In Oklahoma, a public school teacher could now get fired and a school could face a loss of accreditation if a white child went home after history class feeling bad about the nation's plainly racist past.
There might be this fateful after-school conversation in the kitchen:
"I can tell something's wrong, sweetheart. What's bothering you?"
"I think white people like us have been bad to Black people in America."
"Why would you say such a thing, dear?"
"Did you know our founding fathers had slaves? Did you know Thomas Jefferson believed white people were superior to Black people? Did you know the Civil War was about people down here wanting to keep their slaves? Did you know that white people in Tulsa burned a thousand Black people's houses because a Black teenager was falsely accused of doing something to a white woman? The police let him go; they said he probably just tripped into her or stepped on her foot. Why have white people been so bad?"
"Where are you getting all that?"
"At school in history class from Mr. Jones."
"Well, we'll see about Mr. Jones. He has no right making you feel this way. We never had slaves. We never killed anybody. And you certainly didn't. You're just an innocent child. He has no business making you think we did or you did."
Woe, then, unto Mr. Jones under a new law from the Oklahoma Republican legislature and new rules rushed out for the fall term by the Oklahoma Board of Education.
That parent could file a formal protest against Mr. Jones and the entire school under a subsection that says there can be no teaching in Oklahoma schools that "any individual should feel discomfort, guilt, anguish or any other form of psychological distress on account of his or her race or sex."
In its literal phrasing, no one could reasonably disagree with that rule. A teacher should never tell a child that he or she should feel guilty on account of ancestral conduct. A teacher's job is to instruct, not judge.
But in the way the rule likely will work almost inevitably in our volatile and polarized culture, teachers will be rendered susceptible to sanction whenever lesson materials turn to uncomfortable fact.
They will justifiably concern themselves with what some kids might say at home that would stoke their parents' fears and resentments of ... well, historical facts and generational changes in thinking, once considered human advancement and a positive thing.
Teachers certainly will become vulnerable to harassment for the sin of teaching.
They might rush through the Civil War to skip quickly to the Wright brothers, which is a very nice white-America story.
We'll likely end up with myths protected, varnish re-applied and a less-educated--or you could say more-ignorant--society.
Trouble might happen first in the Tulsa school district, which put out a statement last week that it had not and would never tell any student to feel guilty--and thus had not violated this rule and would not--but that it would continue to teach historical fact the way it had been teaching it.
That will be fine until some bright and sensitive white child of conservative parents in an insular household goes home pensive.
Oklahoma Republicans rush to say they are not seeking to prevent teachers from imparting historical fact.
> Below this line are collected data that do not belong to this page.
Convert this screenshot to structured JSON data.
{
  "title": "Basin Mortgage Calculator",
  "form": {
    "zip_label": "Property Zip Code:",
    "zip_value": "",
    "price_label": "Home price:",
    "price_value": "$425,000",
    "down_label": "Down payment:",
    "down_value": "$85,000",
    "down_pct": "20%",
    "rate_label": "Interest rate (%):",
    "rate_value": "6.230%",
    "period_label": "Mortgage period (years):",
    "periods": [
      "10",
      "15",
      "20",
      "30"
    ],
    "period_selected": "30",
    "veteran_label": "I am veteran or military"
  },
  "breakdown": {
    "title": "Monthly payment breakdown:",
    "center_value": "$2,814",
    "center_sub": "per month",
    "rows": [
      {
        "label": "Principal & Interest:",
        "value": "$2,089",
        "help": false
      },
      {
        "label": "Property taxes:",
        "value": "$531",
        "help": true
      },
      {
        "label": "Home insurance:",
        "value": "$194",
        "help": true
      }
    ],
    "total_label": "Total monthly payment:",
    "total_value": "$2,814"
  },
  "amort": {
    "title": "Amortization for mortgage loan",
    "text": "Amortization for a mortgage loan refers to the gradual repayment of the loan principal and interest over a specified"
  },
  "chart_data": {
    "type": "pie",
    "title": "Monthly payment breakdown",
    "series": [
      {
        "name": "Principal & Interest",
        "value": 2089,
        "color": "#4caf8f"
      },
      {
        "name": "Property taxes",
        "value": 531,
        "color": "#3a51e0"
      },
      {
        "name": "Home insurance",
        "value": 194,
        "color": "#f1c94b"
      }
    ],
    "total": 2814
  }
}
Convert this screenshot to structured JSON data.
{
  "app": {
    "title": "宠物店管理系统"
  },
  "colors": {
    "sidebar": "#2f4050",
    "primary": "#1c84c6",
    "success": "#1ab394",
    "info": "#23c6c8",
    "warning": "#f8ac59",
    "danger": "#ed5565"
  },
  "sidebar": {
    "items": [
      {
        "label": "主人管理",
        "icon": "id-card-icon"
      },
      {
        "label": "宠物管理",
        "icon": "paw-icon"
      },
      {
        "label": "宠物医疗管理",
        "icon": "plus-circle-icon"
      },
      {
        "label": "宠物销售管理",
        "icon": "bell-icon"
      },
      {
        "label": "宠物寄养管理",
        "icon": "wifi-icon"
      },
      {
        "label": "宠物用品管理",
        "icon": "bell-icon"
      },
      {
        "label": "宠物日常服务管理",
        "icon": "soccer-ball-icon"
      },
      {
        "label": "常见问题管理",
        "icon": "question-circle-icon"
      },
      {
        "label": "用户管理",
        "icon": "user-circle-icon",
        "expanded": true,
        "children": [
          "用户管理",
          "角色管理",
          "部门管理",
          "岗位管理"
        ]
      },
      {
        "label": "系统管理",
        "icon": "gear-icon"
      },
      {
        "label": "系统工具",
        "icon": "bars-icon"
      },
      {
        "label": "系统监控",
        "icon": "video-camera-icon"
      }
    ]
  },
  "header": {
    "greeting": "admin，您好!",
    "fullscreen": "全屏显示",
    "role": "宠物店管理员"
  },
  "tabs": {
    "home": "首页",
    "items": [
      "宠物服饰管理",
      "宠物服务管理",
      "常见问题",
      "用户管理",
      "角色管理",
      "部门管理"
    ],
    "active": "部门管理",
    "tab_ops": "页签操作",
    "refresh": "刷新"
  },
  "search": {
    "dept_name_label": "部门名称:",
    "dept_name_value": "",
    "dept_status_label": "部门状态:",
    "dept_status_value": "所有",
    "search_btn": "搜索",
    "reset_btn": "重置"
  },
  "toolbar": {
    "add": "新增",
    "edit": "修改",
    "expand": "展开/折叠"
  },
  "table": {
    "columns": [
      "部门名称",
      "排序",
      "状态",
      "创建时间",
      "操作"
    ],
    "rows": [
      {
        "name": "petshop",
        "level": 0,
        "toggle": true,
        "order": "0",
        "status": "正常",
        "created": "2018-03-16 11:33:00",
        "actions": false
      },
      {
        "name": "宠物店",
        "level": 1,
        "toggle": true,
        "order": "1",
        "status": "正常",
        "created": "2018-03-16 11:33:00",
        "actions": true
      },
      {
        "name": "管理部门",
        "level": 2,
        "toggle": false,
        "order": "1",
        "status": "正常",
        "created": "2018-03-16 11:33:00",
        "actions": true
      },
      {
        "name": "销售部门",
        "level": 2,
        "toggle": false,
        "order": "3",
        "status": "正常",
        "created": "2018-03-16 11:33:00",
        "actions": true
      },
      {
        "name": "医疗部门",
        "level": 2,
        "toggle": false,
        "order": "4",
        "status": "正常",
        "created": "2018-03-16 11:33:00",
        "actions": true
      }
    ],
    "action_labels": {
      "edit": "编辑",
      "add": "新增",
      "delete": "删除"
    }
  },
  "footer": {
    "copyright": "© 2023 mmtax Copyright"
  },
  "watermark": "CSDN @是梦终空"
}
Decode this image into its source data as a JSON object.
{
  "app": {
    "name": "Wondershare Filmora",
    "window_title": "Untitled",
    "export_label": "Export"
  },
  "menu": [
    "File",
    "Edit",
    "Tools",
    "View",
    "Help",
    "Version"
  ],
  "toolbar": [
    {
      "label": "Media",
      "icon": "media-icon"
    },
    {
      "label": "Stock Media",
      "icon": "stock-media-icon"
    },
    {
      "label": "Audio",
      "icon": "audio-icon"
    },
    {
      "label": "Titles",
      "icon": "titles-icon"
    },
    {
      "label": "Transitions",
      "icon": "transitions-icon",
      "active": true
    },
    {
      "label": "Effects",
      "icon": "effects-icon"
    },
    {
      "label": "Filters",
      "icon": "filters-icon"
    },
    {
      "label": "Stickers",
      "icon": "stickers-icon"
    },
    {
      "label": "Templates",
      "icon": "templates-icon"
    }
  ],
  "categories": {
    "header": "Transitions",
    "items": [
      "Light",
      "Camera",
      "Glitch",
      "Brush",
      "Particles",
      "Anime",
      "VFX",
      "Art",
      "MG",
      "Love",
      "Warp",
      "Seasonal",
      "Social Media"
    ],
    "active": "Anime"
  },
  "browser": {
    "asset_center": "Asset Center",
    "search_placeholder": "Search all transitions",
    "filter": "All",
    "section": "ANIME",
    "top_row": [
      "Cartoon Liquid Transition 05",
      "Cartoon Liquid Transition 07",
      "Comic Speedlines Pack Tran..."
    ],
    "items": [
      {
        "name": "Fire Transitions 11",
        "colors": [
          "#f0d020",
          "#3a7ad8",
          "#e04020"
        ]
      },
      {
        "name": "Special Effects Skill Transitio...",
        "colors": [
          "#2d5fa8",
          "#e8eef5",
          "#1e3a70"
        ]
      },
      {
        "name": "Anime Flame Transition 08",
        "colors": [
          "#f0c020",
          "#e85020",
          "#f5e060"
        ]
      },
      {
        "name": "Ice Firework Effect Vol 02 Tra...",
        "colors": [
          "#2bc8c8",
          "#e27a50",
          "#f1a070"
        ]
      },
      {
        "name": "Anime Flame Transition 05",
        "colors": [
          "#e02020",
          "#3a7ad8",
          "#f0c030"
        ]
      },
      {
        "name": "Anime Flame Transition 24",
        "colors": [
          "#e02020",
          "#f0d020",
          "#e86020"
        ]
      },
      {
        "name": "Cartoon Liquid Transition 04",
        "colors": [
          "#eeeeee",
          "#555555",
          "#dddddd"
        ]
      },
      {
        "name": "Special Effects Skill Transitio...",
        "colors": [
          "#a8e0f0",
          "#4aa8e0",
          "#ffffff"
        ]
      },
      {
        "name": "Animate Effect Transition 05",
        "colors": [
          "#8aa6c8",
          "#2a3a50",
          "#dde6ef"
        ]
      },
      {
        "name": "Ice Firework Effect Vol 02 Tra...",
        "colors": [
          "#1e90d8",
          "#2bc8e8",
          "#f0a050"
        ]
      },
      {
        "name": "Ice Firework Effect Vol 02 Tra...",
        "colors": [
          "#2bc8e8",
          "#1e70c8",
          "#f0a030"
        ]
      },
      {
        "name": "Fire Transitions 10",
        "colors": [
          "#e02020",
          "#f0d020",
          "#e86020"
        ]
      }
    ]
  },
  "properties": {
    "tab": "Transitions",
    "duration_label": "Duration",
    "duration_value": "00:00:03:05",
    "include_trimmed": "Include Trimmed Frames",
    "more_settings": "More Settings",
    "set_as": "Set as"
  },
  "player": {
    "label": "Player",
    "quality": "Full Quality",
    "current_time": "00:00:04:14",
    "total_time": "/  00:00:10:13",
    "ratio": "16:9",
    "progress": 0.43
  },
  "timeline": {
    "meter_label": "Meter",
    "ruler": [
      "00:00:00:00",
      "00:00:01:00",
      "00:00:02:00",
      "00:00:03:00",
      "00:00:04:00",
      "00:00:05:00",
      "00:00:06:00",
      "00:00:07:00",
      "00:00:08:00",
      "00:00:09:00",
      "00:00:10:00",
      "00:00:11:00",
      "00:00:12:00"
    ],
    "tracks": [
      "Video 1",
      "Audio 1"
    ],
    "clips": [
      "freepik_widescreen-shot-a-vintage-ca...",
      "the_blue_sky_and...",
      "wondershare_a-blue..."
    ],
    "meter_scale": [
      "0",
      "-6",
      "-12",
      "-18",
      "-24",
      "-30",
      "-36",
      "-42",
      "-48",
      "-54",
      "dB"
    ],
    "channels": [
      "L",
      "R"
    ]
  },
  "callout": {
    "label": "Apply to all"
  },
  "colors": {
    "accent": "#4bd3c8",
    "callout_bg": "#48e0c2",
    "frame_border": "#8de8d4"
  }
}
They deny they are hamstringing teaching.
They say they merely attempt to prevent "woke" teachers from berating innocent and impressionable white children with notions that they are privileged products of a culture in which embedded racism's effects continue.
Teachers should never berate children, period. But if the historical record invites thinking that white children are privileged, that racism is embedded, and that effects do continue, up to and including this new statutory Oklahoma cover-up, then let thinking begin.
A young Black woman asked the Oklahoma board last week why no one was concerned about how she felt. She got no answer, only a quick five-to-one vote on racial lines expressing no concern for her.
The answer to her question completes the equation. The board wasn't concerned about her because embedded racism's effects continue.
Thus Oklahoma newly imperils the already perilously disparaged profession of teaching.
It prioritizes a single child's feelings over a classroom's honest education. It undercuts the once-honored notion that well-educated kids today will make for a better America tomorrow.
And we darned sure need a better America tomorrow.
We need one where our racist foundation is eroded, where a child isn't told to feel guilty but educated for purposes of voluntary introspection, where teachers are more respected rather than less, and where parents stand ready and able to help their kids handle what they learned today.